In the belt fixing apparatus, a fixing belt is sandwiched between a ceramic heater serving as a heating member and a pressure roller serving as a pressure member, whereby a fixing area (i.e., fixing nip portion) is formed. A recording material on which an unfixed toner image is formed and carried is introduced between the fixing belt and the pressure roller in the fixing area, and the recording material is transported under the condition of being sandwiched therebetween together with the fixing belt. Consequently, the unfixed toner image is fixed onto the surface of the recording material with a pressure force of the fixing nip portion while the heat of a ceramic heater is given via the fixing belt.
Such a fixing apparatus uses a member with a low heat capacity for the fixing belt.

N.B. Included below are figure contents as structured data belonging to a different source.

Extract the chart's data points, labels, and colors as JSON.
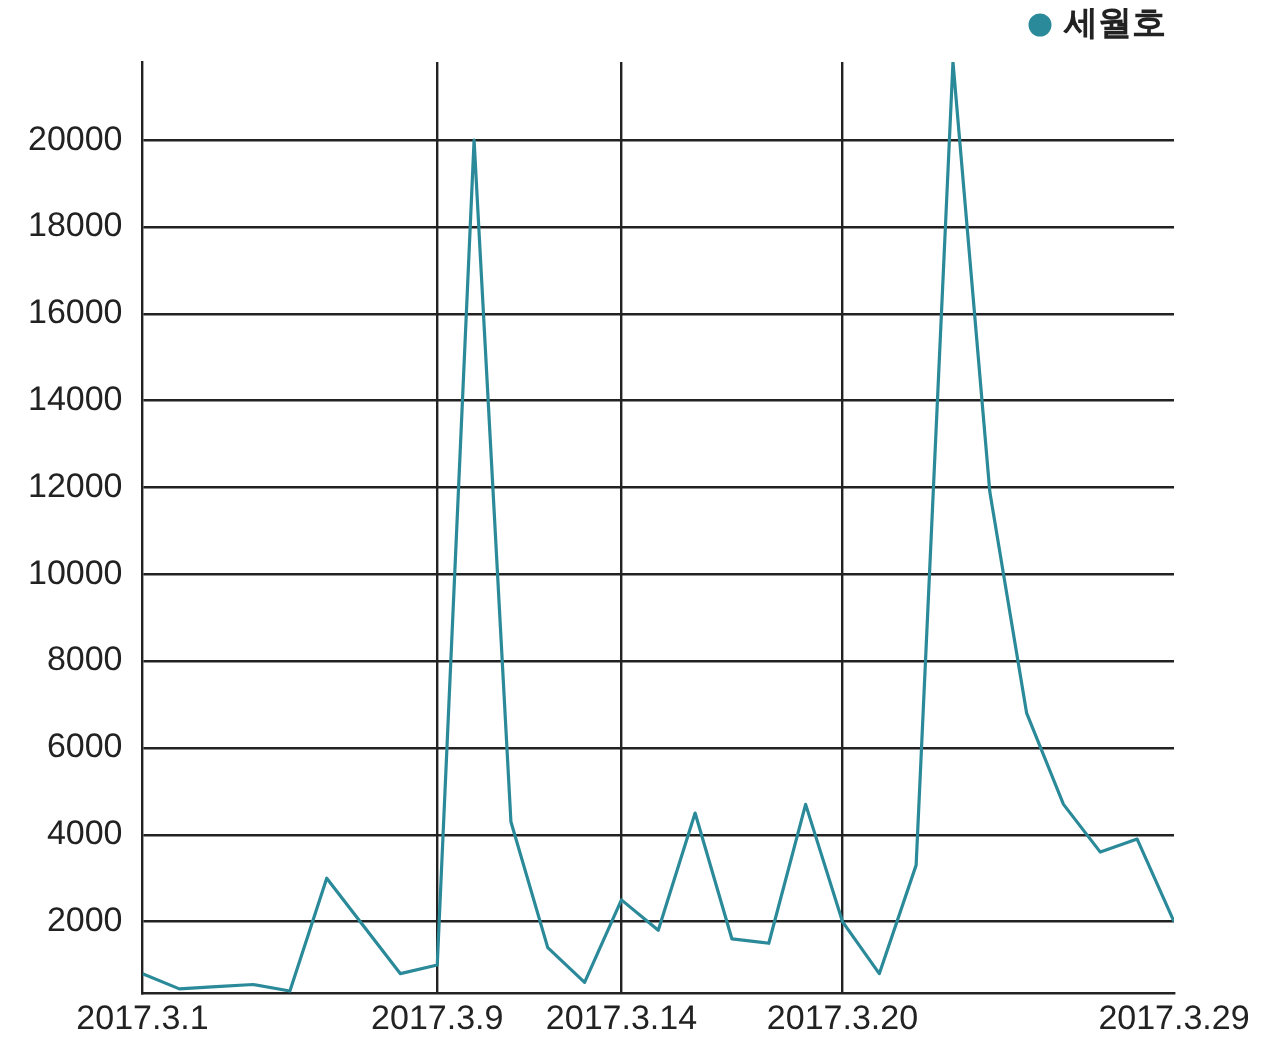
{
  "chart_data": {
    "type": "line",
    "x": [
      "2017-03-01",
      "2017-03-02",
      "2017-03-03",
      "2017-03-04",
      "2017-03-05",
      "2017-03-06",
      "2017-03-07",
      "2017-03-08",
      "2017-03-09",
      "2017-03-10",
      "2017-03-11",
      "2017-03-12",
      "2017-03-13",
      "2017-03-14",
      "2017-03-15",
      "2017-03-16",
      "2017-03-17",
      "2017-03-18",
      "2017-03-19",
      "2017-03-20",
      "2017-03-21",
      "2017-03-22",
      "2017-03-23",
      "2017-03-24",
      "2017-03-25",
      "2017-03-26",
      "2017-03-27",
      "2017-03-28",
      "2017-03-29"
    ],
    "series": [
      {
        "name": "세월호",
        "color": "#2b8a99",
        "values": [
          800,
          450,
          500,
          550,
          400,
          3000,
          1900,
          800,
          1000,
          20000,
          4300,
          1400,
          600,
          2500,
          1800,
          4500,
          1600,
          1500,
          4700,
          2000,
          800,
          3300,
          21800,
          11900,
          6800,
          4700,
          3600,
          3900,
          2000
        ]
      }
    ],
    "xlim": [
      "2017-03-01",
      "2017-03-29"
    ],
    "xticks": [
      {
        "value": "2017-03-01",
        "label": "2017.3.1"
      },
      {
        "value": "2017-03-09",
        "label": "2017.3.9"
      },
      {
        "value": "2017-03-14",
        "label": "2017.3.14"
      },
      {
        "value": "2017-03-20",
        "label": "2017.3.20"
      },
      {
        "value": "2017-03-29",
        "label": "2017.3.29"
      }
    ],
    "ylim": [
      350,
      21800
    ],
    "yticks": [
      2000,
      4000,
      6000,
      8000,
      10000,
      12000,
      14000,
      16000,
      18000,
      20000
    ],
    "grid": true,
    "legend": "top right",
    "marker": "none",
    "line_style": "solid"
  }
}
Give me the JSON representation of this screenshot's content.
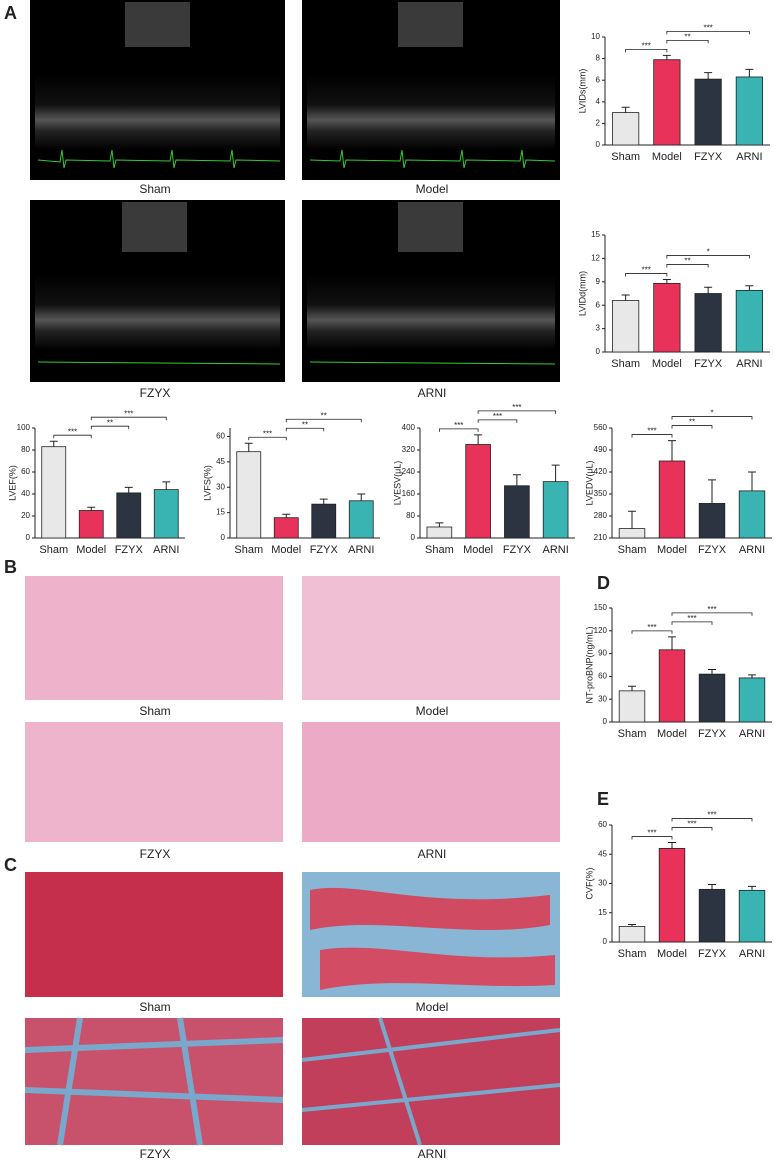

Therefore, there is an advantage that the waiting time from the power-up of an image forming apparatus to a state where an image can be formed is short (i.e., quick start property), the power consumption during stand-by is remarkably small (i.e., low power consumption), etc.
In order to fix a recording material with a largest length in the width direction (hereinafter, referred to as a maximum-size recording material), for example, the entire area of an A4 landscape sheet (size: 297 mm), it is preferable to heat a portion in the width direction of the fixing belt to a temperature equal to or higher than that of a portion in the width direction of the maximum-size recording material. However, a recording material with a length in the width direction smaller than that of the maximum-size recording material (hereinafter, referred to as a small-size recording material), for example, an A4 portrait sheet (size: 210 mm) is continuously supplied, the temperature in a non-sheet passing area of the fixing belt rises excessively. Therefore, when a maximum-size recording material is supplied after the continuous sheet supply of a small-size recording material, hot-offset occurs in a portion of the small-size recording material corresponding to the non-sheet passing portion, which remarkably degrades image quality. Alternatively, when a small-size recording material (e.g., a B4 portrait sheet) with a length in the width direction larger than that of the small-size recording material (e.g., an A4 portrait sheet) that is continuously supplied, hot-offset occurs in a portion of the former recording material corresponding to the non-sheet passing portion, which remarkably degrades image quality.
In order to prevent a hot-offset phenomenon occurring along with the excessive increase in temperature of the non-sheet passing area of the fixing belt, in a conventional fixing apparatus, self-radiation cooling is allowed to be performed until the temperature of the non-sheet passing area of the fixing belt decreases sufficiently after the continuous sheet supply of small-size recording materials. Then, after the temperature distribution over the entire area in the width direction of the fixing belt becomes substantially uniform, maximum-size sheets or the like are supplied continuously.
However, in order to make the temperature distribution over the entire area in the width direction substantially uniform by self-radiation cooling, a cooling time of about several seconds to several minutes (hereinafter, referred to as a “downtime”) is required. That is, the subsequent sheet cannot be supplied by the downtime, which prevents the enhancement of productivity.